No ano passado foi lançado o Programa Creche Feliz, garantindo vagas gratuitas em creches para crianças nascidas a partir de 1 de setembro de 2021, inclusive.
Esta medida permite a muitos pais colocarem os seus filhos numa instituição, facilitando, por esta via, a conciliação entre a vida familiar e profissional. Junta-se ainda o impacto positivo que a frequência deste tipo de instituições tem para as crianças.
Porém, esta importante e positiva medida começou por se limitar às vagas disponíveis em creches das instituições do terceiro setor, deixando de fora milhares de crianças. A exclusão ficou a dever-se ao facto de o número de vagas ser bem inferior ao número de crianças abrangidas pela medida. Ou seja, ao invés de se procurar garantir vagas para todas as crianças que preenchiam os requisitos previstos na lei, preferiu-se - num viés ideológico - limitar a resposta apenas a algumas instituições, desperdiçando as vagas existentes no setor privado.
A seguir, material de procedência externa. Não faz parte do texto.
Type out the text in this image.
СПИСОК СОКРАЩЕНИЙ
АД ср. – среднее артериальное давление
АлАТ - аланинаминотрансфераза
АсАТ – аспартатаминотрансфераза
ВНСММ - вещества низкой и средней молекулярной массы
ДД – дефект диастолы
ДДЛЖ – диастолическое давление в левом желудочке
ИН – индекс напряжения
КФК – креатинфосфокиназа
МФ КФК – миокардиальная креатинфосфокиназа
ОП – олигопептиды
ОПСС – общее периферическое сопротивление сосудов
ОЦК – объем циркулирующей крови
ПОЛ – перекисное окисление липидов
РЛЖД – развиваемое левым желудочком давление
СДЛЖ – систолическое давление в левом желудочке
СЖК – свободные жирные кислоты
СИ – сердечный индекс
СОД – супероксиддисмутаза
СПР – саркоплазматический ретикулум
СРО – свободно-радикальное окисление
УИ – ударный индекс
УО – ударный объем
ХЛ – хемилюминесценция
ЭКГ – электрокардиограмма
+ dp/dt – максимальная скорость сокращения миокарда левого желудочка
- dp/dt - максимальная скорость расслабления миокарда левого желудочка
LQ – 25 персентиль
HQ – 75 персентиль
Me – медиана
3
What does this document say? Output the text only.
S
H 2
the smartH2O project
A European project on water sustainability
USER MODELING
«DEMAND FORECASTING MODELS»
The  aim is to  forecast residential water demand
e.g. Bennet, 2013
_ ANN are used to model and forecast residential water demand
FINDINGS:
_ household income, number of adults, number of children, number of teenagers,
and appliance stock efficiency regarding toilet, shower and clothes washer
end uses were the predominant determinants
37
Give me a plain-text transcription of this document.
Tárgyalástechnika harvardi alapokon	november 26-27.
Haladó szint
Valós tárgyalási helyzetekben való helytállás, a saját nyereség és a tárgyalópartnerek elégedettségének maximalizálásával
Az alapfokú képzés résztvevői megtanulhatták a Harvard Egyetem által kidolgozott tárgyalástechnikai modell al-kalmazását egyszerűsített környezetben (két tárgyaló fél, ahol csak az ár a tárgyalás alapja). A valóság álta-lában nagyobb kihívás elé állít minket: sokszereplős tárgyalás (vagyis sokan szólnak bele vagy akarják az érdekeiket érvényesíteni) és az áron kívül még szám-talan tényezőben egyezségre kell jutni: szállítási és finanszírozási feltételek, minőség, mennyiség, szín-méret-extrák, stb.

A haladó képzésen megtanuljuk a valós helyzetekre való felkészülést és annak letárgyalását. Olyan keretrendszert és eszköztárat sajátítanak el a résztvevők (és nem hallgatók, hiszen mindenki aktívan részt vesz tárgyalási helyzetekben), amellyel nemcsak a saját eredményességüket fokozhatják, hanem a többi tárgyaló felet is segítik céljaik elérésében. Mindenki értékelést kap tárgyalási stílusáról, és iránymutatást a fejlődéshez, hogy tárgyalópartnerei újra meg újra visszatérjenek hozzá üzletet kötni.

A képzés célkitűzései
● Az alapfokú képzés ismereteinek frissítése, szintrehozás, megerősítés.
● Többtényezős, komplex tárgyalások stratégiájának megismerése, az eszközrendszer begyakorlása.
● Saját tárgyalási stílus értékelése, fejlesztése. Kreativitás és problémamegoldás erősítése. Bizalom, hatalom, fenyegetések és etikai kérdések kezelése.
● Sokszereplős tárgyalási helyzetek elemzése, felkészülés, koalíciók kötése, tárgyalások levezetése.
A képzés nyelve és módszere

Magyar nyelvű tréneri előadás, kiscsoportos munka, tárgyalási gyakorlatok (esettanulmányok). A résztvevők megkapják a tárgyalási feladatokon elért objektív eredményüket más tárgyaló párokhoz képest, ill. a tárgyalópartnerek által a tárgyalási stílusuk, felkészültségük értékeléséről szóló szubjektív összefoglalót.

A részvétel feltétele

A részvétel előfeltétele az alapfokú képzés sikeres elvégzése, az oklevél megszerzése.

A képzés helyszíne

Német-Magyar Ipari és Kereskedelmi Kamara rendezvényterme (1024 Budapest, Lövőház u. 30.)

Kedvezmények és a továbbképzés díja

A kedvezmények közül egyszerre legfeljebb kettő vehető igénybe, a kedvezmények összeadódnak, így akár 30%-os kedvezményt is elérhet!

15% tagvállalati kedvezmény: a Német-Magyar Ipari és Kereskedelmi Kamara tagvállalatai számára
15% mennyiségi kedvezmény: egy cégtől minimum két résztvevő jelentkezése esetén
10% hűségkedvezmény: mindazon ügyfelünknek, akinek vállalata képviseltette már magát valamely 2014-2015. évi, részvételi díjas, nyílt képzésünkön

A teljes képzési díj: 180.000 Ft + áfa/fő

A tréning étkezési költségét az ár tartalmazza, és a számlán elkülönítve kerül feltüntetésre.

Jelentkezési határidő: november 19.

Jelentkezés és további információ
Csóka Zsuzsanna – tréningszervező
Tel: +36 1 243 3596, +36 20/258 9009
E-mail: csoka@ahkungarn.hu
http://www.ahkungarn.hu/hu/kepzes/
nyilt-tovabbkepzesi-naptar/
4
Foram várias as vozes que ecoaram a criticar esta inaceitável discriminação que deixaria milhares de crianças sem vaga, apenas por preconceito ideológico. O Governo não terá ficado indiferente a esta realidade e à pressão mediática gerada e anunciou o alargamento da medida às creches do setor privado. Mas, adotou um critério que está longe de repor a justiça que se exigia. Os pais só poderão inscrever as crianças que cumpram os critérios em creches do setor privado, depois de esgotadas as vagas existentes naquele concelho em instituições do terceiro setor. Em termos práticos, esta opção tem levado pais a terem de percorrer mais de 70 km, porque, havendo vagas em instituições do setor social, não poderão inscrever os seus filhos nas creches do setor privado, mesmo que estas se localizem mesmo ao lado de sua casa.
Ao privilegiar-se a ideologia, em detrimento da resposta aos problemas e necessidades destes pais, acaba por se prejudicar as pessoas. Sendo certo que esta medida tem um óbvio impacto financeiro, nem sequer essa questão ajuda a explicar ou a justificar esta opção do Governo. De facto, o financiamento de cada vaga ocupada não é mais dispendioso no privado do que nas creches do setor social. Razão pela qual se torna ainda mais incompreensível o modo como o Governo desenhou esta medida.
Assim, espera-se que o Governo volte a olhar para a realidade e tenha a coragem de corrigir esta iniquidade. É essencial aproveitar toda a capacidade instalada nas creches. Só assim será possível não deixar nenhuma criança para trás.